Unfortunately, solution providers are facing some blockers to fully realise their potential and some of the benefits outlined earlier are hindered. One of the issues we would like to explore in this article is the lack of guarantee of payments at point of sale (POS).
Completing safe, quick transactions is an essential part of any successful business. To do that effectively, businesses use point-of-sale systems to complete purchases, store information, and collect valuable reporting metrics that provide insight to assist with aspects of business development. Every purchase that’s made is essentially a POS transaction. But what happens if your POS system goes down or encounters an error? That can lead to a host of common problems that may slow the pace of business, create unnecessary stress, and result in loss of customers.
This is no different when it comes to Open Banking. Clarity on guarantee of payments is key for the healthy growth of any payment method and vital to unlock the power of Open Banking payments in ecommerce and physical point of sale scenarios.
Ultimately, all payments are processed by Banks, that have in place real time fraud detection systems, which guarantee that information is available at the point of payment approval. But, in some instances Banks refer payments for fraud checks and fail them later, resulting in funds bouncing back. This does not happen, for example, when an individual makes a payment with a card, where it either works or is rejected. Therefore, a similar treatment should be adopted for payments initiated via Open Banking.
The simple solution and answer to this problem is ensuring the proper completed payment state is established at the point of payment, which acknowledges the funds have arrived in the destination account. This means the payments always go through, leading to fast, automated and seamless payment transactions 100% of the time. That clearly benefits all parties involved in the process, by allowing merchants to deliver on their promise, customers not having to deal with the stress of making a payment and banks spending less time reviewing individual transactions for fraud.
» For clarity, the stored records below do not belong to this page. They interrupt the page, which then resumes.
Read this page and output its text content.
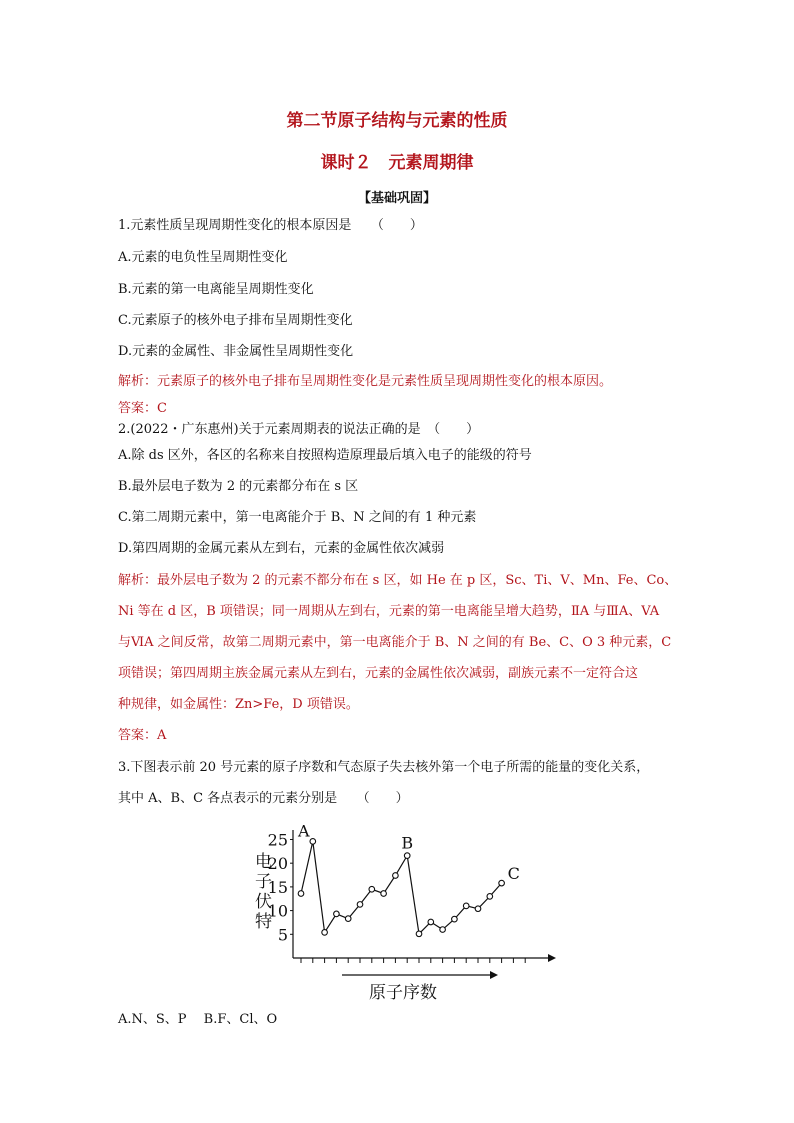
第二节原子结构与元素的性质
课时２　元素周期律
【基础巩固】
1.元素性质呈现周期性变化的根本原因是　　（　　）
A.元素的电负性呈周期性变化
B.元素的第一电离能呈周期性变化
C.元素原子的核外电子排布呈周期性变化
D.元素的金属性、非金属性呈周期性变化
解析：元素原子的核外电子排布呈周期性变化是元素性质呈现周期性变化的根本原因。
答案：C
2.(2022・广东惠州)关于元素周期表的说法正确的是　（　　）
A.除 ds 区外，各区的名称来自按照构造原理最后填入电子的能级的符号
B.最外层电子数为 2 的元素都分布在 s 区
C.第二周期元素中，第一电离能介于 B、N 之间的有 1 种元素
D.第四周期的金属元素从左到右，元素的金属性依次减弱
解析：最外层电子数为 2 的元素不都分布在 s 区，如 He 在 p 区，Sc、Ti、V、Mn、Fe、Co、
Ni 等在 d 区，B 项错误；同一周期从左到右，元素的第一电离能呈增大趋势，ⅡA 与ⅢA、VA
与ⅥA 之间反常，故第二周期元素中，第一电离能介于 B、N 之间的有 Be、C、O 3 种元素，C
项错误；第四周期主族金属元素从左到右，元素的金属性依次减弱，副族元素不一定符合这
种规律，如金属性：Zn>Fe，D 项错误。
答案：A
3.下图表示前 20 号元素的原子序数和气态原子失去核外第一个电子所需的能量的变化关系，
其中 A、B、C 各点表示的元素分别是　　（　　）
5
10
15
20
25
原子序数
电子伏特
A
B
C
A.N、S、P　 B.F、Cl、O
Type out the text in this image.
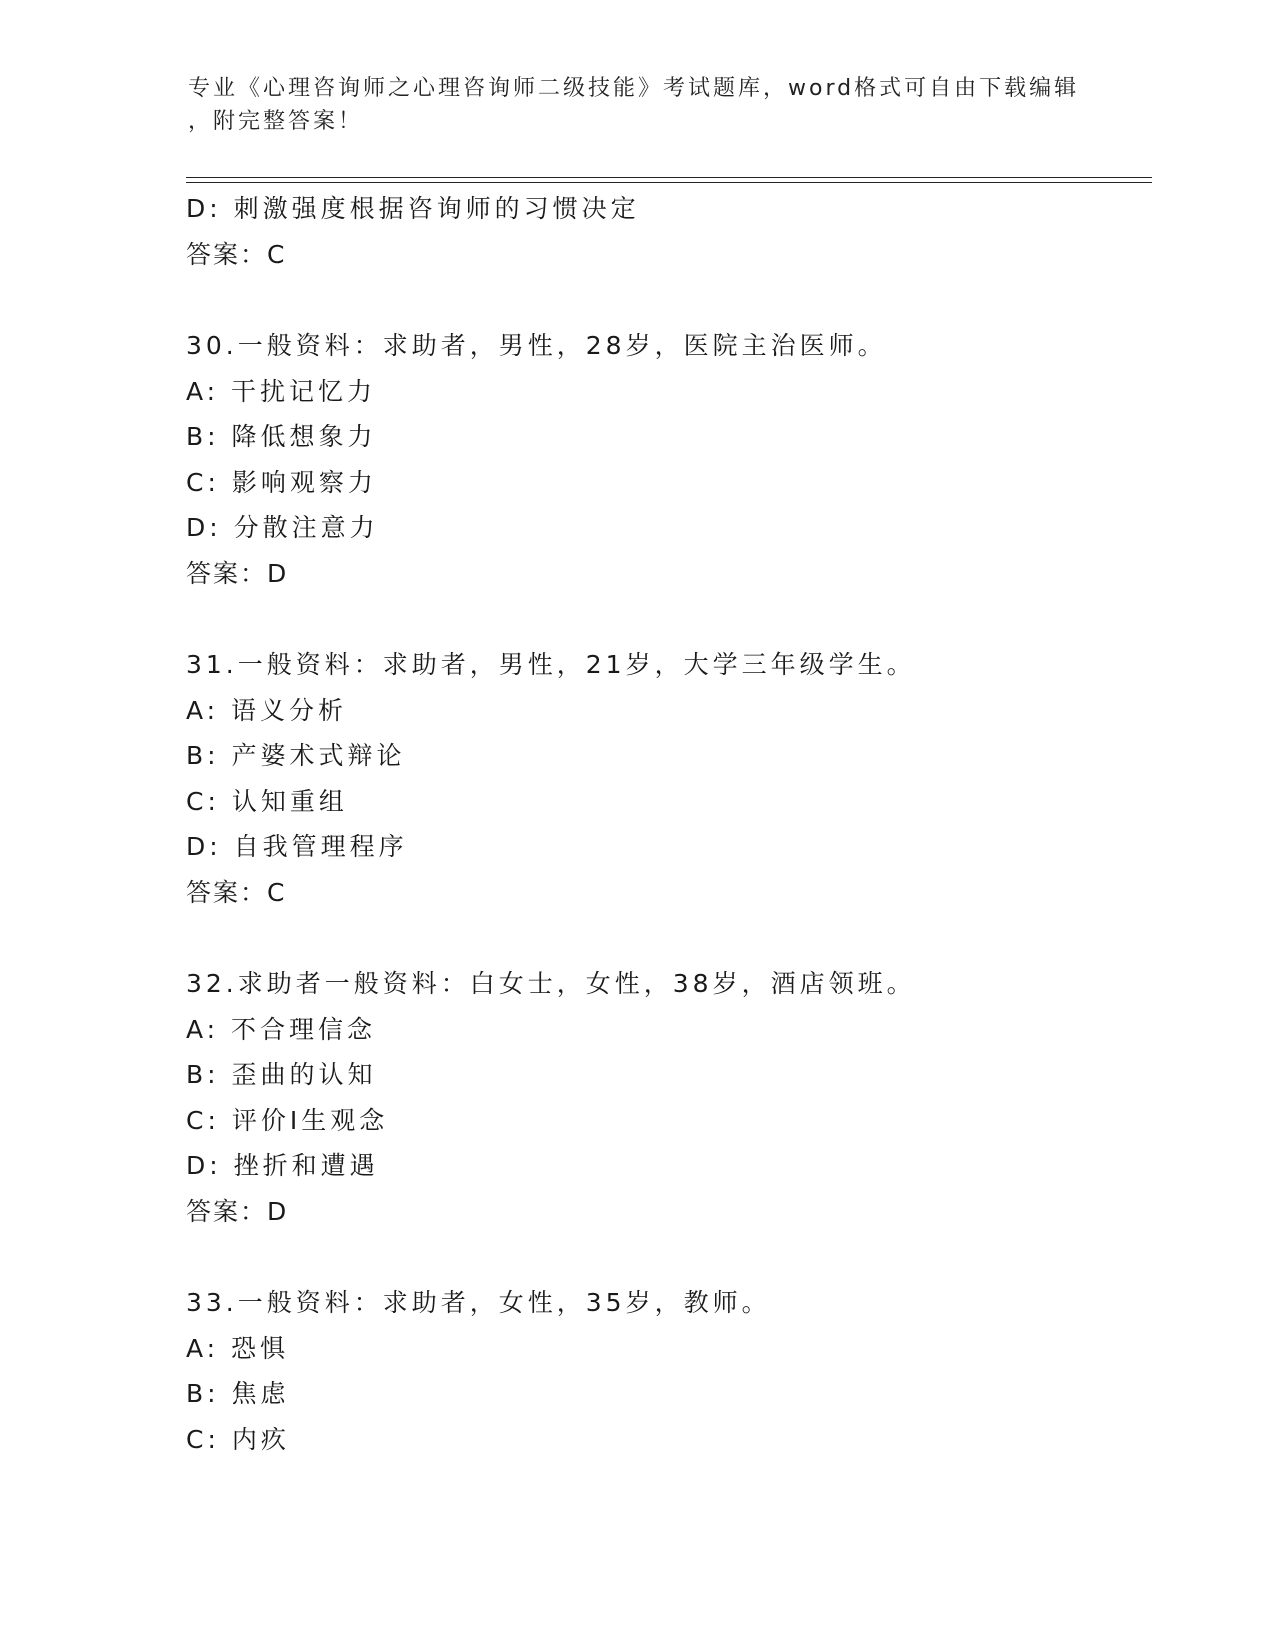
专业《心理咨询师之心理咨询师二级技能》考试题库，word格式可自由下载编辑
，附完整答案！
D: 刺激强度根据咨询师的习惯决定
答案：C
30.一般资料：求助者，男性，28岁，医院主治医师。
A: 干扰记忆力
B: 降低想象力
C: 影响观察力
D: 分散注意力
答案：D
31.一般资料：求助者，男性，21岁，大学三年级学生。
A: 语义分析
B: 产婆术式辩论
C: 认知重组
D: 自我管理程序
答案：C
32.求助者一般资料：白女士，女性，38岁，酒店领班。
A: 不合理信念
B: 歪曲的认知
C: 评价I生观念
D: 挫折和遭遇
答案：D
33.一般资料：求助者，女性，35岁，教师。
A: 恐惧
B: 焦虑
C: 内疚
In order to get to this state and enable a seamless integration between Open Banking payment solution providers and Banks, the OBIE is working with both parties to update the existing API specifications and create a flag to the existing protocol, where payment approval can be obtained at point of sale. The good news is that work is being done in this space and upon successful definition of widely applicable specifications, we will be able to fully uncover the potential of Open Banking payments and reap its benefits.